No fewer than four locations can be found in Wiltshire. The interior of ‘Castle Hackton’ is largely Wilton House, two and a half miles west of Salisbury on the A30. The spacious room in which Barry lovingly looks at his son’s drawings, and where he reveals he might have bought him a horse as a birthday present, is Wilton’s famed Double Cube Room. This striking location was also seen in the 2005 film of Pride and Prejudice, The Madness of King George, The Bounty and Ken Russell’s The Music Lovers.
Staying in the county – and again seen in Joe Wright’s 2005 film of Pride and Prejudice – are the gardens of Stourhead, where Barry’s mother reminds him that his new-found fortune depends on his wife and encourages him to get a title in his own right.
As Barry consults Lord Hallam about the best way to go about acquiring a title, there’a brief return to Petworth House, West Sussex, and the remarkable Carved Room, with limewood walls fantastically decorated by Grinling Gibbons, one of the greatest woodcarvers.
It’s back to Wiltshire for the music room, where Barry scuppers his chance of being awarded a title after an ugly scuffle with his stepson, Lord Bullingdon, which is the Picture Gallery of Corsham Court, four miles west of Chippenham off the A4. Corsham is also seen in James Ivory’s film of The Remains of the Day.
The dining room, in which Lord Wendover (Andre Morell) politely but pointedly makes it clear to Barry that he’s no longer welcome in society is the Saloon of the Marquis of Bath’s pile, Longleat House in Warminster, about 15 miles to the south. The famous estate is also seen in Scandal, the 1989 account of the Profumo-Keeler affair in the Sixties.
The home of Lord Bullingdon, where he’s visited by Reverend Runt and family retainer Graham to be told of his mother’s condition, is Compton Castle, a fortified manor house at Marlton, a couple of miles northwest of Paignton in Devon – a location seen in Ang Lee’s film of Sense and Sensibility.
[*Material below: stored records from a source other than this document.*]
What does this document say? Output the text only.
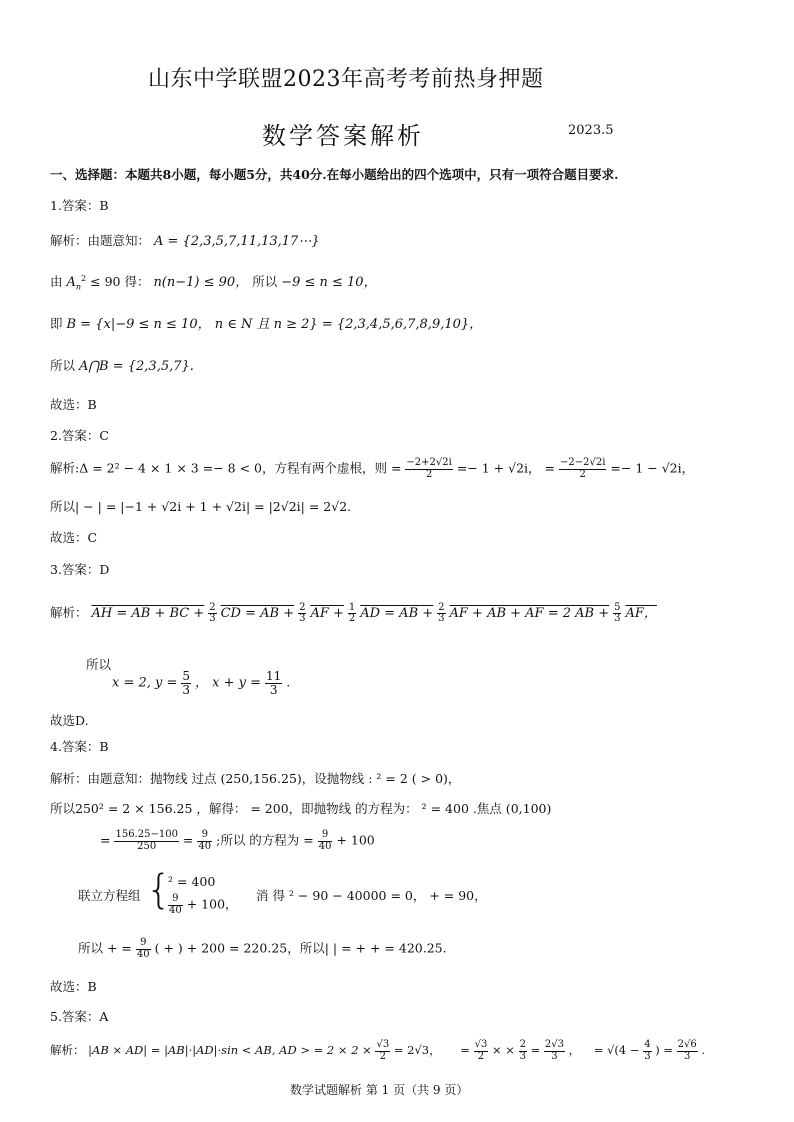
山东中学联盟2023年高考考前热身押题
数学答案解析	2023.5
一、选择题：本题共8小题，每小题5分，共40分.在每小题给出的四个选项中，只有一项符合题目要求.
1.答案：B
解析：由题意知： A = {2,3,5,7,11,13,17⋯}
由 $A_n^2 \le 90$ 得： n(n−1) ≤ 90， 所以 −9 ≤ n ≤ 10，
即 B = {x|−9 ≤ n ≤ 10， n ∈ N 且 n ≥ 2} = {2,3,4,5,6,7,8,9,10}，
所以 A⋂B = {2,3,5,7}.
故选：B
2.答案：C
解析:Δ = 2² − 4 × 1 × 3 =− 8 < 0，方程有两个虚根，则 = $\frac{-2+2√2i}{2} =- 1 + √2i$， = $\frac{-2-2√2i}{2} =- 1 - √2i$，
所以| − | = |−1 + √2i + 1 + √2i| = |2√2i| = 2√2.
故选：C
3.答案：D
解析： AH = AB + BC + $\frac{2}{3}$ CD = AB + $\frac{2}{3}$ AF + $\frac{1}{2}$ AD = AB + $\frac{2}{3}$ AF + AB + AF = 2 AB + $\frac{5}{3}$ AF，
所以
x = 2, $y = \frac{5}{3}$ ， $x + y = \frac{11}{3}$ .
故选D.
4.答案：B
解析：由题意知：抛物线 过点 (250,156.25)，设抛物线 : ² = 2 ( > 0)，
所以250² = 2 × 156.25 ，解得： = 200，即抛物线 的方程为： ² = 400 .焦点 (0,100)
= $\frac{156.25-100}{250} = \frac{9}{40}$ ;所以 的方程为 = $\frac{9}{40} + 100$
联立方程组 {
² = 400
$\frac{9}{40} + 100$，
消 得 ² − 90 − 40000 = 0， + = 90，
所以 + = $\frac{9}{40}$ ( + ) + 200 = 220.25，所以| | = + + = 420.25.
故选：B
5.答案：A
解析： |AB × AD| = |AB|·|AD|·sin < AB, AD > = $2 \times 2 \times \frac{√3}{2} = 2√3$， = $\frac{√3}{2}$ × × $\frac{2}{3} = \frac{2√3}{3}$ ， = $√(4 - \frac{4}{3}$ ) = $\frac{2√6}{3}$ .
数学试题解析 第 1 页（共 9 页）
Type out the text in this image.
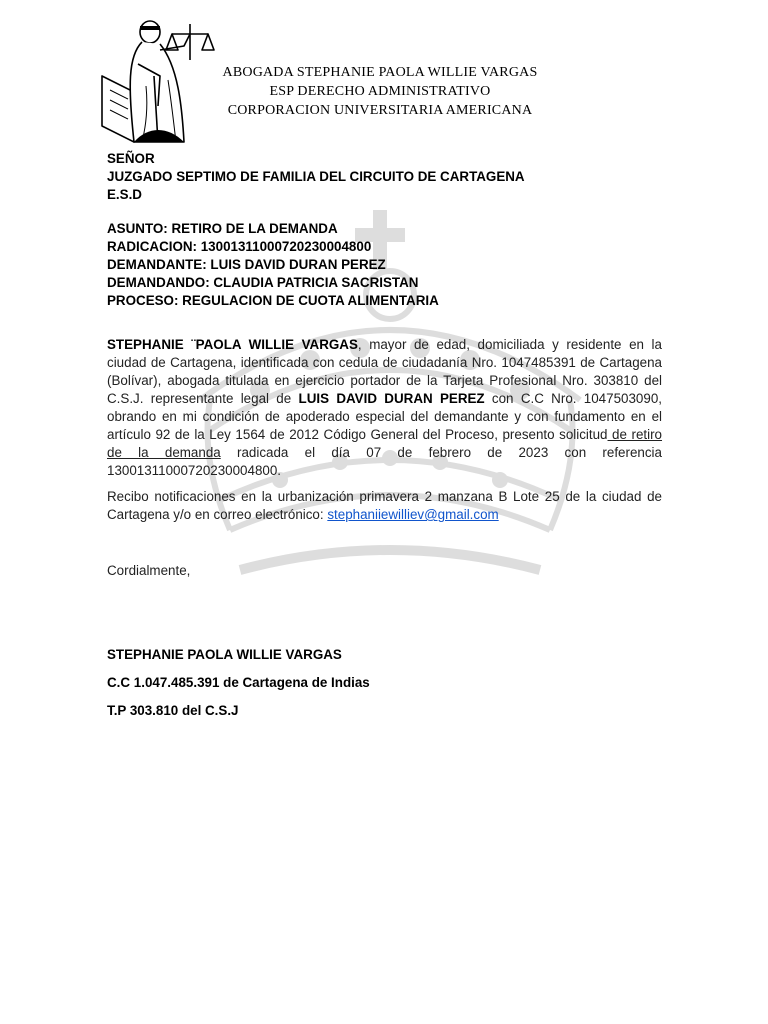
ABOGADA STEPHANIE PAOLA WILLIE VARGAS
ESP DERECHO ADMINISTRATIVO
CORPORACION UNIVERSITARIA AMERICANA
SEÑOR
JUZGADO SEPTIMO DE FAMILIA DEL CIRCUITO DE CARTAGENA
E.S.D
ASUNTO: RETIRO DE LA DEMANDA
RADICACION: 13001311000720230004800
DEMANDANTE: LUIS DAVID DURAN PEREZ
DEMANDANDO: CLAUDIA PATRICIA SACRISTAN
PROCESO: REGULACION DE CUOTA ALIMENTARIA
STEPHANIE ¨PAOLA WILLIE VARGAS, mayor de edad, domiciliada y residente en la ciudad de Cartagena, identificada con cedula de ciudadanía Nro. 1047485391 de Cartagena (Bolívar), abogada titulada en ejercicio portador de la Tarjeta Profesional Nro. 303810 del C.S.J. representante legal de LUIS DAVID DURAN PEREZ con C.C Nro. 1047503090, obrando en mi condición de apoderado especial del demandante y con fundamento en el artículo 92 de la Ley 1564 de 2012 Código General del Proceso, presento solicitud de retiro de la demanda radicada el día 07 de febrero de 2023 con referencia 13001311000720230004800.
Recibo notificaciones en la urbanización primavera 2 manzana B Lote 25 de la ciudad de Cartagena y/o en correo electrónico: stephaniiewilliev@gmail.com
Cordialmente,
STEPHANIE PAOLA WILLIE VARGAS
C.C 1.047.485.391 de Cartagena de Indias
T.P 303.810 del C.S.J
Bullingdon demands satisfaction, and it’s west to Somerset for the pistol duel, which is staged in the Tithe Barn of Glastonbury – now the Somerset Rural Life Museum, Abbey Farm, Chilkwell Street, Glastonbury.
The inn, in which the wounded Barry has to endure the amputation of his wounded leg, is the Guildhall in Lavenham, Suffolk. The picturesque village is also featured in Witchfinder General, as ‘Godric’s Hollow’ in Harry Potter And The Deathly Hallows: Part 1 and in Pasolini’s The Canterbury Tales.